After graduating from UCD in 2012, McCollough continued as a consultant for TCG to work on the Yes on Measure I (Clean Water for Davis) campaign and as a project manager for several technology implementations for TCG clients.

“It’s hard to attend UC Davis and not grow to love this community, which is why I’ve both appreciated my time at The Centaur Group and am excited about this new opportunity,” McCollough said. “The firm provided a great place to learn and I am eager to use those skills in a new setting.”

McCollough is one of several success stories of UCD students who have gained professional experience at TCG. Brooke Carpenter left the firm last year to serve as a deputy campaign manager in a hard-fought San Francisco Board of Supervisors race and now works with Bay Area Safe Alternatives. Emily Paciolla left this year to work with the National Wildlife Refuge Association.

The firm has three other UCD graduates on staff: Neil Ruud, creative director; Zac Maybury, director of technology; and Catherine Hawe, who serves as a consultant while also attending the McGeorge School of Law. Also on staff is Sam Ngeru, a program director who is finishing his senior year at UCD.

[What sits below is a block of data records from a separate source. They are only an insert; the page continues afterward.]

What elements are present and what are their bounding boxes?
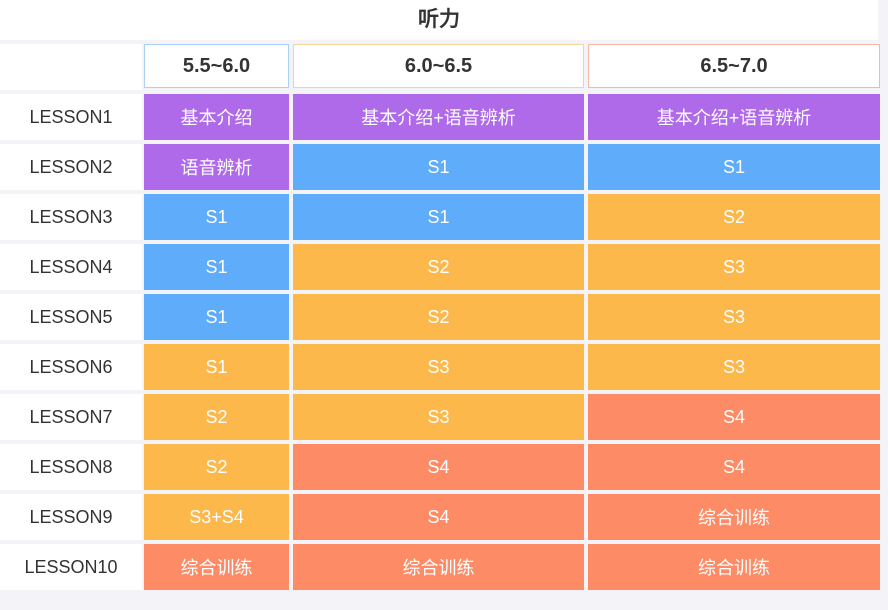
table-title: 听力 <box>0 0 878 40</box>
table-cell: S3 <box>293 394 584 440</box>
table-cell: S2 <box>293 294 584 340</box>
table-cell: 基本介绍 <box>144 94 289 140</box>
table-cell: S2 <box>144 394 289 440</box>
table-cell: S3 <box>588 244 880 290</box>
row-label: LESSON8 <box>0 444 142 490</box>
row-label: LESSON2 <box>0 144 142 190</box>
column-header-3: 6.5~7.0 <box>588 44 880 88</box>
table-cell: 综合训练 <box>144 544 289 590</box>
row-label: LESSON9 <box>0 494 142 540</box>
table-cell: S4 <box>588 394 880 440</box>
column-header-2: 6.0~6.5 <box>293 44 584 88</box>
table-cell: S4 <box>293 494 584 540</box>
row-label: LESSON6 <box>0 344 142 390</box>
table-cell: 基本介绍+语音辨析 <box>293 94 584 140</box>
row-label: LESSON7 <box>0 394 142 440</box>
table-cell: S1 <box>293 194 584 240</box>
row-label: LESSON5 <box>0 294 142 340</box>
table-cell: S3 <box>588 344 880 390</box>
table-cell: S4 <box>588 444 880 490</box>
table-cell: S1 <box>144 294 289 340</box>
table-cell: S4 <box>293 444 584 490</box>
row-label: LESSON10 <box>0 544 142 590</box>
table-cell: S3 <box>588 294 880 340</box>
table-cell: S1 <box>588 144 880 190</box>
table-cell: 综合训练 <box>293 544 584 590</box>
column-header-1: 5.5~6.0 <box>144 44 289 88</box>
table-cell: 综合训练 <box>588 494 880 540</box>
table-cell: S1 <box>293 144 584 190</box>
table-cell: S2 <box>293 244 584 290</box>
table-cell: S1 <box>144 194 289 240</box>
row-label: LESSON4 <box>0 244 142 290</box>
table-cell: S1 <box>144 244 289 290</box>
row-label: LESSON3 <box>0 194 142 240</box>
table-cell: S2 <box>144 444 289 490</box>
table-cell: 基本介绍+语音辨析 <box>588 94 880 140</box>
table-cell: S3+S4 <box>144 494 289 540</box>
table-cell: 语音辨析 <box>144 144 289 190</box>
table-cell: 综合训练 <box>588 544 880 590</box>
table-cell: S2 <box>588 194 880 240</box>
table-cell: S3 <box>293 344 584 390</box>
schedule-table: 5.5~6.0 6.0~6.5 6.5~7.0 LESSON1 基本介绍 基本介绍+语音辨… <box>0 40 888 610</box>
row-label: LESSON1 <box>0 94 142 140</box>
table-cell: S1 <box>144 344 289 390</box>
header-corner <box>0 44 142 90</box>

The Centaur Group cultivates campaign, communications, project management and technology implementation skills for pro bono community benefit, including support of school parcel tax campaigns, Yolo County Supervisor Don Saylor’s “Soup’s On” events and the Senior Citizens of Davis Inc.

Those skills are then leveraged to support paying clients like Yolo Farm to Fork’s Tour de Cluck, Dan Maguire’s campaign for Yolo Superior Court judge and the Yolo Food Bank. The TCG client roster also includes the Vacaville Chamber of Commerce, the Crepeville Inc. group of restaurants and John Natsoulas Gallery.